U.S. economy and other economies, including Chinese, etc.), Russia will have to intensify the development of a new approach to bilateral strategic partnership with China.

Scientific and technological development of the economy is of great importance for efficient integration into the international division of labor. As the analysis has shown, both Russia and China consider the scientific and technological factor as the one that determines global competitiveness of their economies, as well as their place and role in the world economy as a whole. Both Russia and China have an understanding of the importance of developing innovative potential, have a rich experience of such development, and have created a broad institutional framework for this.

The prospects for the development of scientific and technological cooperation between Russia and China are related to the potential areas of development of the market of scientific and technological products of associations such as BRICS and SCO, in the framework of which Russia and China interact.

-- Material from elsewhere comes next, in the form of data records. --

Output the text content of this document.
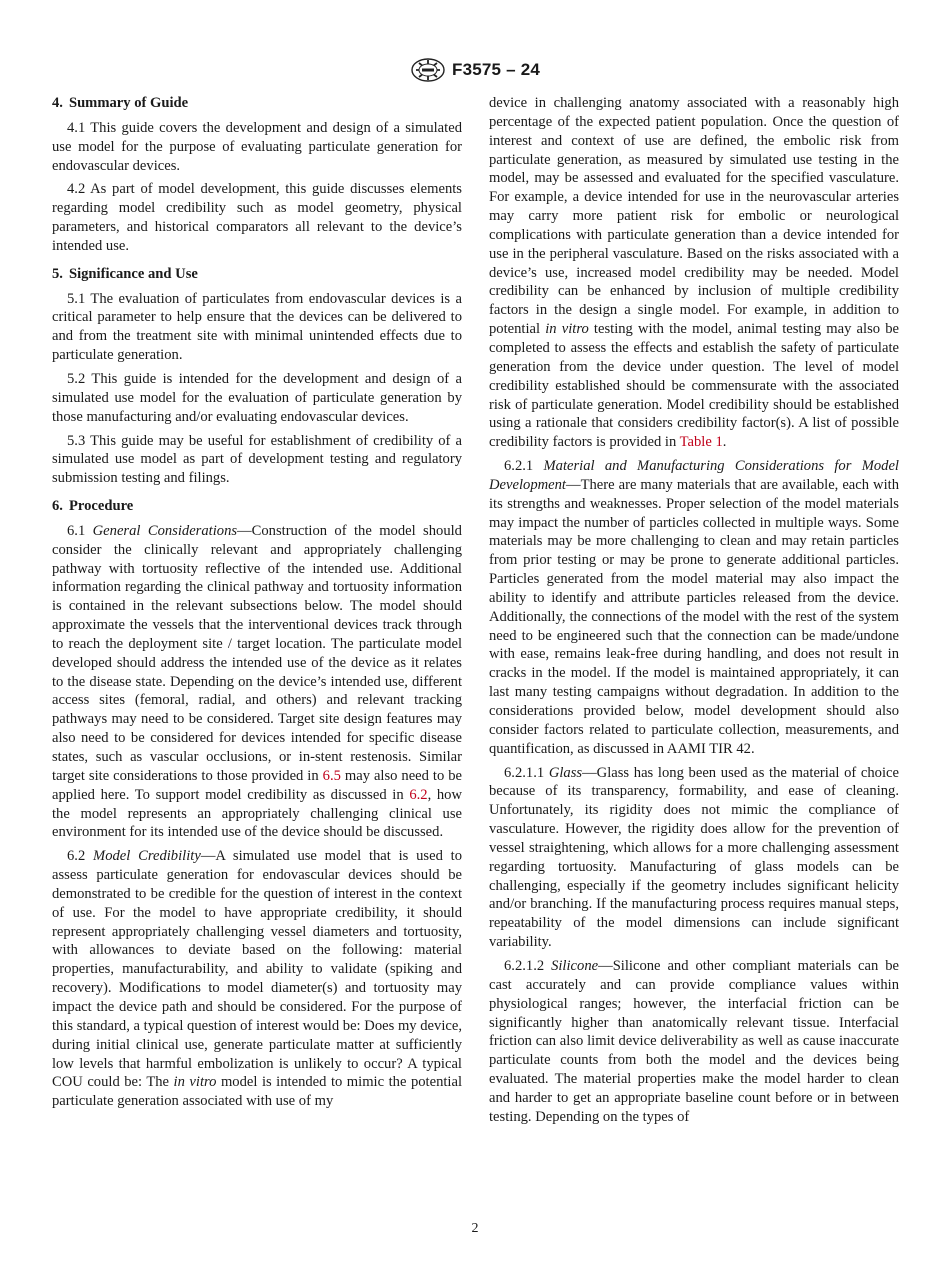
F3575 – 24
4. Summary of Guide

4.1 This guide covers the development and design of a simulated use model for the purpose of evaluating particulate generation for endovascular devices.

4.2 As part of model development, this guide discusses elements regarding model credibility such as model geometry, physical parameters, and historical comparators all relevant to the device’s intended use.

5. Significance and Use

5.1 The evaluation of particulates from endovascular devices is a critical parameter to help ensure that the devices can be delivered to and from the treatment site with minimal unintended effects due to particulate generation.

5.2 This guide is intended for the development and design of a simulated use model for the evaluation of particulate generation by those manufacturing and/or evaluating endovascular devices.

5.3 This guide may be useful for establishment of credibility of a simulated use model as part of development testing and regulatory submission testing and filings.

6. Procedure

6.1 General Considerations—Construction of the model should consider the clinically relevant and appropriately challenging pathway with tortuosity reflective of the intended use. Additional information regarding the clinical pathway and tortuosity information is contained in the relevant subsections below. The model should approximate the vessels that the interventional devices track through to reach the deployment site / target location. The particulate model developed should address the intended use of the device as it relates to the disease state. Depending on the device’s intended use, different access sites (femoral, radial, and others) and relevant tracking pathways may need to be considered. Target site design features may also need to be considered for devices intended for specific disease states, such as vascular occlusions, or in-stent restenosis. Similar target site considerations to those provided in 6.5 may also need to be applied here. To support model credibility as discussed in 6.2, how the model represents an appropriately challenging clinical use environment for its intended use of the device should be discussed.

6.2 Model Credibility—A simulated use model that is used to assess particulate generation for endovascular devices should be demonstrated to be credible for the question of interest in the context of use. For the model to have appropriate credibility, it should represent appropriately challenging vessel diameters and tortuosity, with allowances to deviate based on the following: material properties, manufacturability, and ability to validate (spiking and recovery). Modifications to model diameter(s) and tortuosity may impact the device path and should be considered. For the purpose of this standard, a typical question of interest would be: Does my device, during initial clinical use, generate particulate matter at sufficiently low levels that harmful embolization is unlikely to occur? A typical COU could be: The in vitro model is intended to mimic the potential particulate generation associated with use of my

device in challenging anatomy associated with a reasonably high percentage of the expected patient population. Once the question of interest and context of use are defined, the embolic risk from particulate generation, as measured by simulated use testing in the model, may be assessed and evaluated for the specified vasculature. For example, a device intended for use in the neurovascular arteries may carry more patient risk for embolic or neurological complications with particulate generation than a device intended for use in the peripheral vasculature. Based on the risks associated with a device’s use, increased model credibility may be needed. Model credibility can be enhanced by inclusion of multiple credibility factors in the design a single model. For example, in addition to potential in vitro testing with the model, animal testing may also be completed to assess the effects and establish the safety of particulate generation from the device under question. The level of model credibility established should be commensurate with the associated risk of particulate generation. Model credibility should be established using a rationale that considers credibility factor(s). A list of possible credibility factors is provided in Table 1.

6.2.1 Material and Manufacturing Considerations for Model Development—There are many materials that are available, each with its strengths and weaknesses. Proper selection of the model materials may impact the number of particles collected in multiple ways. Some materials may be more challenging to clean and may retain particles from prior testing or may be prone to generate additional particles. Particles generated from the model material may also impact the ability to identify and attribute particles released from the device. Additionally, the connections of the model with the rest of the system need to be engineered such that the connection can be made/undone with ease, remains leak-free during handling, and does not result in cracks in the model. If the model is maintained appropriately, it can last many testing campaigns without degradation. In addition to the considerations provided below, model development should also consider factors related to particulate collection, measurements, and quantification, as discussed in AAMI TIR 42.

6.2.1.1 Glass—Glass has long been used as the material of choice because of its transparency, formability, and ease of cleaning. Unfortunately, its rigidity does not mimic the compliance of vasculature. However, the rigidity does allow for the prevention of vessel straightening, which allows for a more challenging assessment regarding tortuosity. Manufacturing of glass models can be challenging, especially if the geometry includes significant helicity and/or branching. If the manufacturing process requires manual steps, repeatability of the model dimensions can include significant variability.

6.2.1.2 Silicone—Silicone and other compliant materials can be cast accurately and can provide compliance values within physiological ranges; however, the interfacial friction can be significantly higher than anatomically relevant tissue. Interfacial friction can also limit device deliverability as well as cause inaccurate particulate counts from both the model and the devices being evaluated. The material properties make the model harder to clean and harder to get an appropriate baseline count before or in between testing. Depending on the types of

2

Besides, the promising areas of scientific and technological cooperation include the search for and implementation of a wide range of optimal forms of Russian-Chinese scientific and technological cooperation at the level of scientific organizations, enterprises, and scientific units of enterprises. The analysis allows us to identify the following promising forms of cooperation: interinstitutional direct contracts, technology parks and joint innovation centers, joint production of high-tech companies, joint exhibitions of scientific and technological achievements, provision of engineering services to the partner country, joint development of models (as, for example, in civil aviation), use of opportunities of the international multilateral program in the field of science, technology and innovation adopted within the framework of BRICS.

Technology parks are a modern form of Russian-Chinese scientific and technological cooperation. We can highlight the following problems of the Russian-Chinese technology parks in the Russian territory: high risk in the implementation of commercial high-tech projects, incompleteness of Russian technologies in terms of their use in the production process, lack of experience, lack of knowledge of partners and the absence of risk insurance, lack of governmental support of innovative activities [20, p. 17].

Given the need for a permanent reliable representative in China, in terms of sales of the Russian scientific and technological product, technology parks will be more effective if it has a branch (representative office) in the Chinese territory.

Thus, international scientific and technological cooperation takes into account the overall geo-economic picture and its manifestation in world trade and production; it also takes into account scientific and technological cooperation factors such as the place of countries in global innovation development, the presence of similar national priorities of scientific and technological development and similar types of policy documents. The proposed typology of manifestations of scientific and technological cooperation includes spatial, sectoral and institutional parameters. It is proposed to take into account the specifics determined by modern trends in global economic development. The use of these approaches should contribute to the maximum integration of the priorities of scientific and technological cooperation between Russia and China in the achievement of their leading positions in the world market.